Внезапно он осознал, слишком поздно, что птица и стих, и собственные предательские мозги привели его к встрече с той ужасной мыслью, которая давила на него с тех пор, как он убедился, что пришелец действительно появился на Земле. В центре поэмы По «Ворон» был молодой человек, потерявший свою возлюбленную, юную Линору, и чувство безнадежности и невозможности счастья, которым переполнена поэма, перекликалось с тем, что ощущал Эдуардо, только он распространял это чувство безнадежности и невозможности счастья на все человечество.
Зарычав от ярости, он швырнул пустую бутылку из-под пива. Он попал в ворону.
Птица и бутылка полетели в ночь.
Он вскочил со стула и бросился к окну.
Птица потрепыхалась на лужайке, затем взмыла, бешено размахивая крыльями, в темное небо.
Эдуардо закрыл окно с такой силой, что едва не разбил стекло, и обхватил руками голову, как будто хотел вырвать из нее страшную мысль.
Этой ночью он был очень пьян. Сон, который наконец к нему пришел, был сродни смерти.
Если птица и приходила к нему на внешний подоконник окна спальни, пока он спал, или прогуливалась по крыше над ним, он ничего этого не слышал.
Первое июля, полдень. Эдуардо проснулся только в десять минут первого. Остаток дня прошел в борьбе с похмельем, что удержало его мозг от мрачных строк давно умершего поэта.
Ворон был с ним и первого июля, и второго, и третьего: с утра до ночи, без перерывов, но старик пытался его не замечать. Больше никаких игр в гляделки, как с другими часовыми, никаких односторонних разговоров. Эдуардо не сидел на крыльце. Почти не выходил наружу. Находясь внутри дома не глядел в окна. Его жизнь стала еще более ограниченной, чем когда-либо. А в его голове, почти беспрестанно:
В три часа дня четвертого числа, измучившись клаустрофобией от стольких дней, проведенных в четырех стенах, он решил совершить прогулку, спланировал маршрут и, захватив с собой ружье, вышел наружу.
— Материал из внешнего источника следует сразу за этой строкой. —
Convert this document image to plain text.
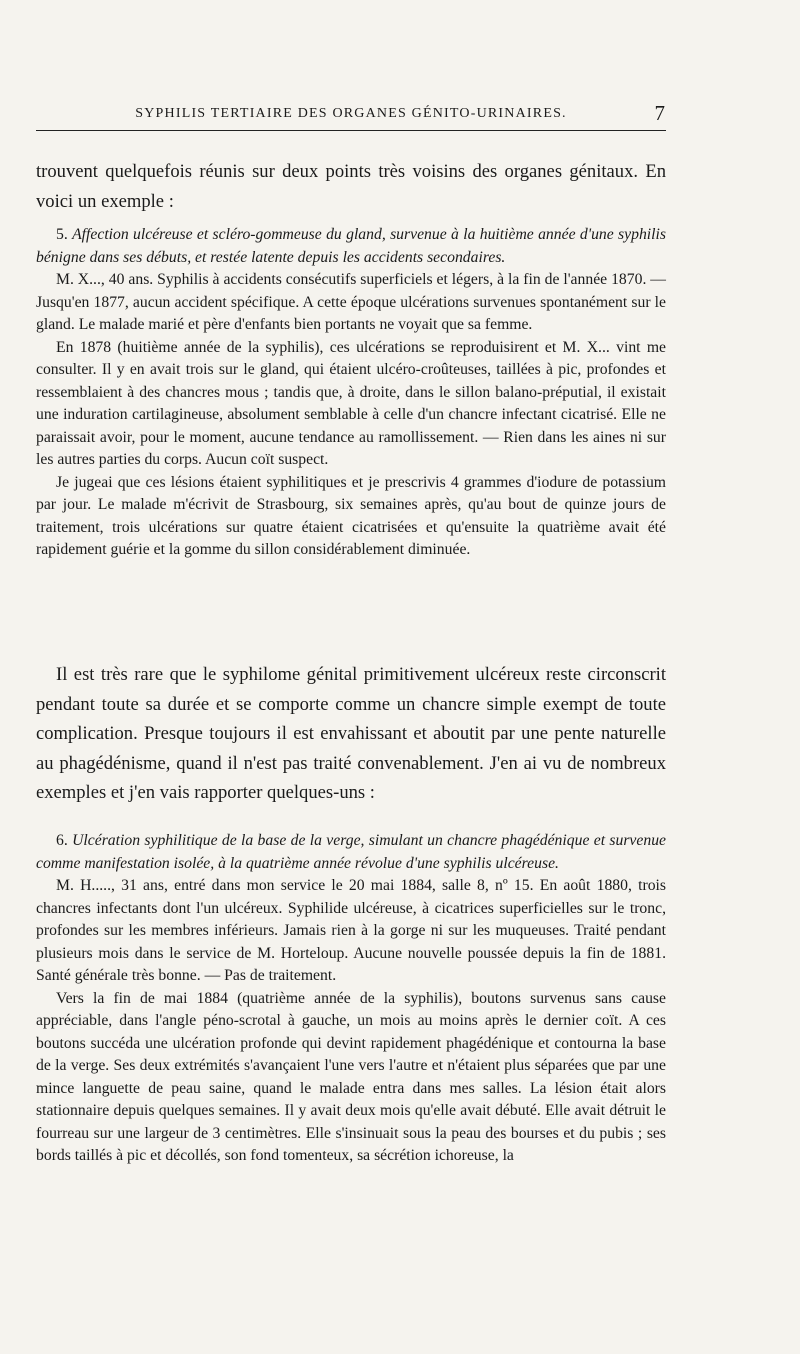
SYPHILIS TERTIAIRE DES ORGANES GÉNITO-URINAIRES.	7

trouvent quelquefois réunis sur deux points très voisins des organes génitaux. En voici un exemple :

5. Affection ulcéreuse et scléro-gommeuse du gland, survenue à la huitième année d'une syphilis bénigne dans ses débuts, et restée latente depuis les accidents secondaires.

M. X..., 40 ans. Syphilis à accidents consécutifs superficiels et légers, à la fin de l'année 1870. — Jusqu'en 1877, aucun accident spécifique. A cette époque ulcérations survenues spontanément sur le gland. Le malade marié et père d'enfants bien portants ne voyait que sa femme.

En 1878 (huitième année de la syphilis), ces ulcérations se reproduisirent et M. X... vint me consulter. Il y en avait trois sur le gland, qui étaient ulcéro-croûteuses, taillées à pic, profondes et ressemblaient à des chancres mous ; tandis que, à droite, dans le sillon balano-préputial, il existait une induration cartilagineuse, absolument semblable à celle d'un chancre infectant cicatrisé. Elle ne paraissait avoir, pour le moment, aucune tendance au ramollissement. — Rien dans les aines ni sur les autres parties du corps. Aucun coït suspect.

Je jugeai que ces lésions étaient syphilitiques et je prescrivis 4 grammes d'iodure de potassium par jour. Le malade m'écrivit de Strasbourg, six semaines après, qu'au bout de quinze jours de traitement, trois ulcérations sur quatre étaient cicatrisées et qu'ensuite la quatrième avait été rapidement guérie et la gomme du sillon considérablement diminuée.

Il est très rare que le syphilome génital primitivement ulcéreux reste circonscrit pendant toute sa durée et se comporte comme un chancre simple exempt de toute complication. Presque toujours il est envahissant et aboutit par une pente naturelle au phagédénisme, quand il n'est pas traité convenablement. J'en ai vu de nombreux exemples et j'en vais rapporter quelques-uns :

6. Ulcération syphilitique de la base de la verge, simulant un chancre phagédénique et survenue comme manifestation isolée, à la quatrième année révolue d'une syphilis ulcéreuse.

M. H....., 31 ans, entré dans mon service le 20 mai 1884, salle 8, nº 15. En août 1880, trois chancres infectants dont l'un ulcéreux. Syphilide ulcéreuse, à cicatrices superficielles sur le tronc, profondes sur les membres inférieurs. Jamais rien à la gorge ni sur les muqueuses. Traité pendant plusieurs mois dans le service de M. Horteloup. Aucune nouvelle poussée depuis la fin de 1881. Santé générale très bonne. — Pas de traitement.

Vers la fin de mai 1884 (quatrième année de la syphilis), boutons survenus sans cause appréciable, dans l'angle péno-scrotal à gauche, un mois au moins après le dernier coït. A ces boutons succéda une ulcération profonde qui devint rapidement phagédénique et contourna la base de la verge. Ses deux extrémités s'avançaient l'une vers l'autre et n'étaient plus séparées que par une mince languette de peau saine, quand le malade entra dans mes salles. La lésion était alors stationnaire depuis quelques semaines. Il y avait deux mois qu'elle avait débuté. Elle avait détruit le fourreau sur une largeur de 3 centimètres. Elle s'insinuait sous la peau des bourses et du pubis ; ses bords taillés à pic et décollés, son fond tomenteux, sa sécrétion ichoreuse, la
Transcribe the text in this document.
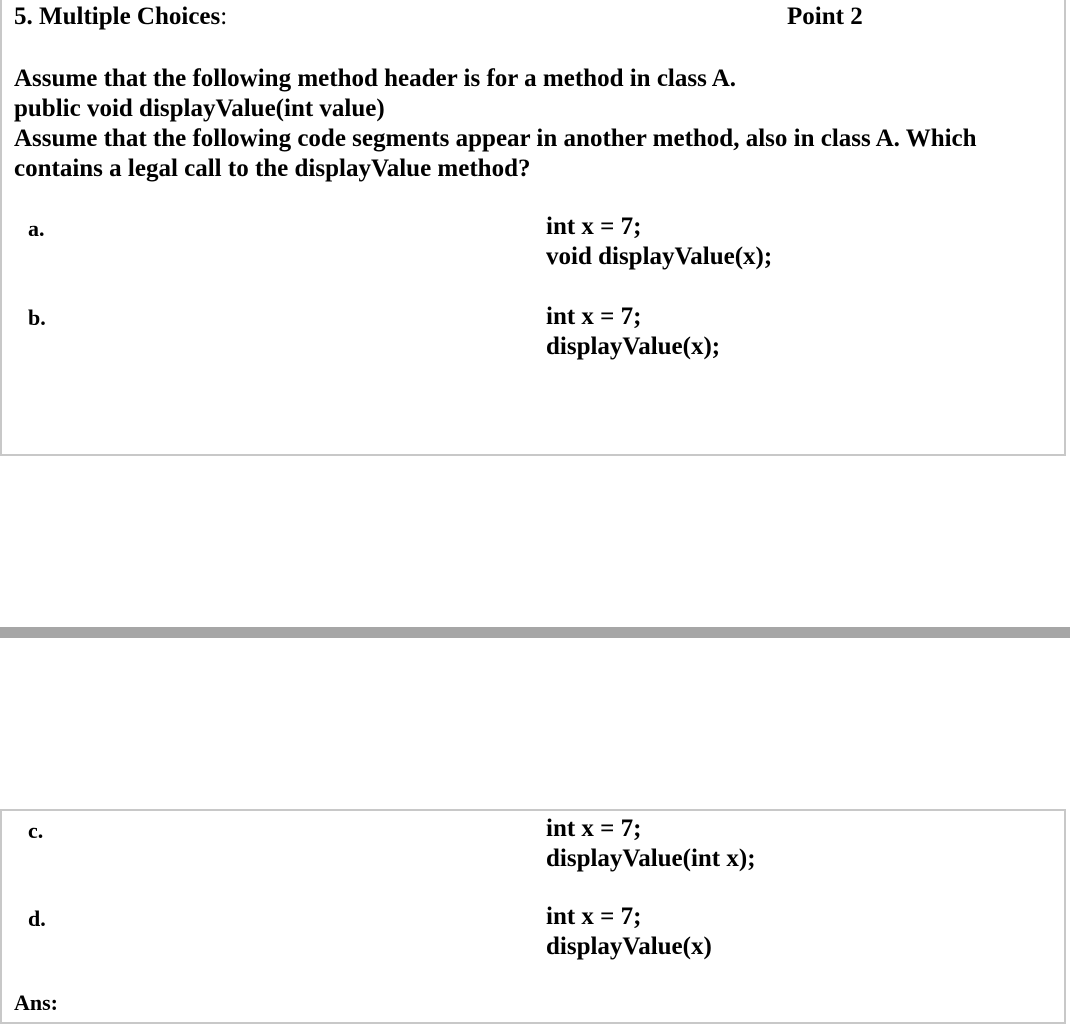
5. Multiple Choices:	Point 2

Assume that the following method header is for a method in class A.

public void displayValue(int value)

Assume that the following code segments appear in another method, also in class A. Which contains a legal call to the displayValue method?

a.	int x = 7;
void displayValue(x);
b.	int x = 7;
displayValue(x);
c.	int x = 7;
displayValue(int x);
d.	int x = 7;
displayValue(x)
Ans:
Он не глядел в небо над собой, а только вперед — на далекий горизонт. Дважды, однако, видел быструю тень, проскользнувшую по земле перед ним, и знал, что гуляет не один.
Возвращался домой и был лишь в двадцати метрах от крыльца, когда ворона рухнула с неба. Ее крылья беспомощно бились, как будто она разучилась летать. Она врезалась в землю как камень, упавший с той же высоты. Она кричала в траве, но была уже мертва, когда он подошел к ней.
Не вглядываясь, Эдуардо поднял ее за кончик крыла и отнес на луг, решив бросить там же, где оставил четырех белок двадцать четвертого июня.
Он ожидал найти зловещую кучку останков, расчлененную любителями мертвечины, но белки исчезли. Он не удивился бы, если бы кто-то утащил одну или даже две тушки, чтобы сожрать их где-то в другом месте. Но большинство падальщиков разорвали бы белок там, где их и нашли, оставив несколько косточек, несъедобные лапки, куски покрытой мехом кожи и хорошо поклеванные и поцарапанные зубами черепа.
Полное исчезновение останков, означало только то, что белок или сам утащил пришелец, или управляемые им колдовским образом животные.
Вероятно, путешественник хотел изучить их тела, чтобы выяснить, почему именно они погибли, — чего он не сделал с енотами, поскольку Эдуардо успел отвезти их ветеринару. А может быть, он считал, что белки, как и еноты, — свидетельство его присутствия и он хотел чтобы таких свидетельств было как можно меньше, до тех пор, пока его положение в этом мире не станет более уверенным.
Он стоял посреди луга, уставившись в то место, куда бросил белок. Размышлял. Потом поднял левую руку, в которой болталась разбившаяся ворона, и только теперь поглядел в ее незрячие глаза, — блестящие, как полированное черное дерево, и выпученные.
— Ну что же, посмотрим, — прошептал он и понес ворону в дом. У него были на нее виды. Был план.